No English men's club had ever won the league, the FA Cup and the European Cup in a single season. None has done it since. For eleven days in May 1999, Manchester United won all three, and the way they finished it has never stopped being told.
The league, on the last day
It went to the final afternoon. United needed to beat Tottenham at Old Trafford and went a goal down, then recovered to win 2-1 and take the title by a single point from Arsenal. Eleven months of football decided by one result on one Sunday.
The FA Cup
Six days later, on 22 May, United beat Newcastle 2-0 at Wembley to make it a domestic double. By then the season's last and largest prize was already in view.
Camp Nou, 26 May
The Champions League final against Bayern Munich looked lost. Bayern led from a sixth-minute Mario Basler free-kick and had hit the woodwork twice.

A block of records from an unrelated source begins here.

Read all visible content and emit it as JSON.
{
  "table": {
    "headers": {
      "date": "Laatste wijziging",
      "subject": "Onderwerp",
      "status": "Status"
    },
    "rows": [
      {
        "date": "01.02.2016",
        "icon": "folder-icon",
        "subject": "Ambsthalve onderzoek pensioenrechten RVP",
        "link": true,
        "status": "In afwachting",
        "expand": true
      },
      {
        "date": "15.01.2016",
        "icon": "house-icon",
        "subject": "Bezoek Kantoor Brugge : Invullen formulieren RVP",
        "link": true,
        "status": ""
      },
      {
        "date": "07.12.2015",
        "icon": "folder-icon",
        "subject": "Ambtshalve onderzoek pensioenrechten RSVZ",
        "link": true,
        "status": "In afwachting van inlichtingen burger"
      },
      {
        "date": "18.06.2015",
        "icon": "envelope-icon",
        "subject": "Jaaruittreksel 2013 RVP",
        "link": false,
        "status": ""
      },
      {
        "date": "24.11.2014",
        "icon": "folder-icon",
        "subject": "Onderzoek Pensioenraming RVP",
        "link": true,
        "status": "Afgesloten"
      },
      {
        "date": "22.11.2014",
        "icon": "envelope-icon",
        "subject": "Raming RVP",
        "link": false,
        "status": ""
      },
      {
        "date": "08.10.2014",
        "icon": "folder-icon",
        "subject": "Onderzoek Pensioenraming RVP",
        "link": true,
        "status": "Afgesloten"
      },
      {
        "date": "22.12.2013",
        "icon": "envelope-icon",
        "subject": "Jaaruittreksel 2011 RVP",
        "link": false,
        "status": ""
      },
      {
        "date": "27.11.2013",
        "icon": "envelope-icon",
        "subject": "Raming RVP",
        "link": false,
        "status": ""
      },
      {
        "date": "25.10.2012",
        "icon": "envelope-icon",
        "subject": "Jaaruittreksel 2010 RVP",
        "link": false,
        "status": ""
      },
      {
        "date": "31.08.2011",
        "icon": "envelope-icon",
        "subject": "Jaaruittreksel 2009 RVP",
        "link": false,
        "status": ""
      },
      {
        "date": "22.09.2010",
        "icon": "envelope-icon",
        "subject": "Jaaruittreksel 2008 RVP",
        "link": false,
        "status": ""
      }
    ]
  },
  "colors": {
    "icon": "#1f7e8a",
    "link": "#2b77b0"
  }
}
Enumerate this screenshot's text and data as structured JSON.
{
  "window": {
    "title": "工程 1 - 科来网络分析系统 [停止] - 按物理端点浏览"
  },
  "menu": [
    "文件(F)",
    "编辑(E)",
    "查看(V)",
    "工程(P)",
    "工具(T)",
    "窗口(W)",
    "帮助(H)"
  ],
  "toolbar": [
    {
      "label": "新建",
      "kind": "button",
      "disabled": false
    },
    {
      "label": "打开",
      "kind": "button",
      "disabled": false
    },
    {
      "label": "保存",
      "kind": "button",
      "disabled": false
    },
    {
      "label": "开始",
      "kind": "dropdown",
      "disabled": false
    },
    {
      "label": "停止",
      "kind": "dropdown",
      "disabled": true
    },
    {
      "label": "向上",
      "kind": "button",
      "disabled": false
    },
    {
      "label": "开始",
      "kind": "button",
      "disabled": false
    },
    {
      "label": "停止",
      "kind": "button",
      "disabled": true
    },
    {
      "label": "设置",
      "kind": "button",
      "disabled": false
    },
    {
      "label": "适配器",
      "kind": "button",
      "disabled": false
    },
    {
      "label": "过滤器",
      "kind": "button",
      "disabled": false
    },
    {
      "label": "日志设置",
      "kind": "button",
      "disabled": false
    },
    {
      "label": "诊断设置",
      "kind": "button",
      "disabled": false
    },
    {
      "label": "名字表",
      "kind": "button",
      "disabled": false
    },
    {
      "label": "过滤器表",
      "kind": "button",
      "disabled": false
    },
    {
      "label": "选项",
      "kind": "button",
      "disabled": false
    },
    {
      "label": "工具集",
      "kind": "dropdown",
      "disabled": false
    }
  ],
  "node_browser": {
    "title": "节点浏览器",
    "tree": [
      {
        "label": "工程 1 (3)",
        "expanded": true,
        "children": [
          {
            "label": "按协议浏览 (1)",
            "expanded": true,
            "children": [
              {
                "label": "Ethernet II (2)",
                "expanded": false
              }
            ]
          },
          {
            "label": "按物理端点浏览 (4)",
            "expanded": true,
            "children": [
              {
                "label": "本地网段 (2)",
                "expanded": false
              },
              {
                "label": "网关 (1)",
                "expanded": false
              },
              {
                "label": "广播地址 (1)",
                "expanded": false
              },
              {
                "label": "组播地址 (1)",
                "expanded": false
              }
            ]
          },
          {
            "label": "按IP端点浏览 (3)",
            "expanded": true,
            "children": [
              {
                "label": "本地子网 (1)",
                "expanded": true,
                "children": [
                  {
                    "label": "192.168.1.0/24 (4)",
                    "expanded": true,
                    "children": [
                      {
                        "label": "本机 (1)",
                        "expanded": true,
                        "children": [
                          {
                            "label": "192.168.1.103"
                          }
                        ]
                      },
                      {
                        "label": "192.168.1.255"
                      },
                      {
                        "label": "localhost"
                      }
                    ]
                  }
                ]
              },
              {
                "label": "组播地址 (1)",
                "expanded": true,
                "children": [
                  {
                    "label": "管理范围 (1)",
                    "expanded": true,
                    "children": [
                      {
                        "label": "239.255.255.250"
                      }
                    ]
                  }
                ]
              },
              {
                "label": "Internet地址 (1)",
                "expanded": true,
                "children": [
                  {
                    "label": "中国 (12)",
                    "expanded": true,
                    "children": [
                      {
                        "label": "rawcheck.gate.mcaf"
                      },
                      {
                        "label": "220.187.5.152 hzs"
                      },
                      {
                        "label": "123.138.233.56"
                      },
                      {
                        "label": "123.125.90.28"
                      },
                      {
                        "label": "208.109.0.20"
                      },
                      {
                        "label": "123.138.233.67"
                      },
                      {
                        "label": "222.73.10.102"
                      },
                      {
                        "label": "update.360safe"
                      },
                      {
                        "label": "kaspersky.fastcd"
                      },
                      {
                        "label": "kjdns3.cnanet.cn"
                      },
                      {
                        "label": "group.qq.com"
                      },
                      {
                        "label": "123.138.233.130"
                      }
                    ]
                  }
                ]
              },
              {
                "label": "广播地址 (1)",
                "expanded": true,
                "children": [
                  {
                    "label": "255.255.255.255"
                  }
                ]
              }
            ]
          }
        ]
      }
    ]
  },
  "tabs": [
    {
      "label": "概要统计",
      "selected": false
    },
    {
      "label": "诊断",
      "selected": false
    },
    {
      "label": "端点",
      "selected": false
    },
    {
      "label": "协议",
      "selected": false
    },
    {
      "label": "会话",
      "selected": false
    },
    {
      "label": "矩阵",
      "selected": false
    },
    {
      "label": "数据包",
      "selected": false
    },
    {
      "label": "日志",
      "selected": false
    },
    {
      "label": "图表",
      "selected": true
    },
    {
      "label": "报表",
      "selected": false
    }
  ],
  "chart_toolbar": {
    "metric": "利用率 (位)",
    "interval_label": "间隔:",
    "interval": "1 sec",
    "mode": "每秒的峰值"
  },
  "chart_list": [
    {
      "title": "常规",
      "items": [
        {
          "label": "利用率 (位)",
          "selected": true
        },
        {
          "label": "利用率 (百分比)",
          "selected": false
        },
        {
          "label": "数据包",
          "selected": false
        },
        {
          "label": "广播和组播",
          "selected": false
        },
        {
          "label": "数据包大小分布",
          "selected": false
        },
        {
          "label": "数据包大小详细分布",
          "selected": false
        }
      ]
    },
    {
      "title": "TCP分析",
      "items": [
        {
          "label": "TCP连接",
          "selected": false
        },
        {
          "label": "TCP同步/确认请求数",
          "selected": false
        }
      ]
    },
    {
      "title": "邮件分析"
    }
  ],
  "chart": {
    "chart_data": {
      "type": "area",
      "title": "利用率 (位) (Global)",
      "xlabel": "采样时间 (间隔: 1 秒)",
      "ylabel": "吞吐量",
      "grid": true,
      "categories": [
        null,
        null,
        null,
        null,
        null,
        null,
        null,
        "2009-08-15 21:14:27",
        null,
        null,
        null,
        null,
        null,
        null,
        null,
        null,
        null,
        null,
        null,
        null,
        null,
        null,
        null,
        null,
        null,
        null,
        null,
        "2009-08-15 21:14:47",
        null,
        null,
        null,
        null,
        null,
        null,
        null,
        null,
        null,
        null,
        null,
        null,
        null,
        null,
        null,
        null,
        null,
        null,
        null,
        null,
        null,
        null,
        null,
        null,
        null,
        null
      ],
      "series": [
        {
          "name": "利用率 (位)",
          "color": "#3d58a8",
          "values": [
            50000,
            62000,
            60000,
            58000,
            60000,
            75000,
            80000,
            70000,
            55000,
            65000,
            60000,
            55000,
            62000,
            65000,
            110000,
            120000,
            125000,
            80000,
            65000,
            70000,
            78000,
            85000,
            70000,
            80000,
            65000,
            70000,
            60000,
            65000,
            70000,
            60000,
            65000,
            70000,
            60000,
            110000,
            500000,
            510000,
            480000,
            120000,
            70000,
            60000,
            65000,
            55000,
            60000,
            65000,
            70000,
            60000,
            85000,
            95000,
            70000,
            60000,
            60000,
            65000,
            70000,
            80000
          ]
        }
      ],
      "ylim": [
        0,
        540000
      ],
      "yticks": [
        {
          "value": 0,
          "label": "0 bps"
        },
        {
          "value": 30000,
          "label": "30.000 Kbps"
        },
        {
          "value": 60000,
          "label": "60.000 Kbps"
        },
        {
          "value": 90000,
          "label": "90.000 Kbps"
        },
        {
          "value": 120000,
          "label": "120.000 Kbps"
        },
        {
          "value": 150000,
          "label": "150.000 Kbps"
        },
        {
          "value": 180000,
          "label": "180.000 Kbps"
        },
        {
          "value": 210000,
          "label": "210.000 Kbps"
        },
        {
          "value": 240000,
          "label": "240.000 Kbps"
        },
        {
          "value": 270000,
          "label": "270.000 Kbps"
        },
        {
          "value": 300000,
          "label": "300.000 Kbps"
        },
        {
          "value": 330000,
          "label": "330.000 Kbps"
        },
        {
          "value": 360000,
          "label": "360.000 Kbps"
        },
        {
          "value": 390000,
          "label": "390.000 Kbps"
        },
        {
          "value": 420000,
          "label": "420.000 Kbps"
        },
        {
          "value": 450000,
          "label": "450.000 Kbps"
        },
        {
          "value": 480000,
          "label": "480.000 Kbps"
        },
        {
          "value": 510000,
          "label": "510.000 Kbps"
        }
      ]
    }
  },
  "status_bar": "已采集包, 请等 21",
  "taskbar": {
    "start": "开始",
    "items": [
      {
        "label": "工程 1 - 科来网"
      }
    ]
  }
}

United, without the suspended Roy Keane and Paul Scholes, trailed into stoppage time. Then it turned. Teddy Sheringham bundled in an equaliser from a David Beckham corner. Barely a minute later, another Beckham corner, Sheringham flicking on, and Ole Gunnar Solskjær stabbing it into the roof of the net. Two goals in stoppage time, the trophy turned around in a hundred seconds. "Football, bloody hell," said Ferguson, and it became the most quoted sentence in the club's history.
Why it mattered
The treble crowned Ferguson's first great team and remains the high-water mark of English club football. It was won without two of its best midfielders in the biggest game, off the back of a season of comebacks, by a side built around the academy graduates of the Class of '92 and a spine of Schmeichel, Keane and Cantona's successors. Real Madrid and a handful of European giants have since matched the treble. In English football it stands alone.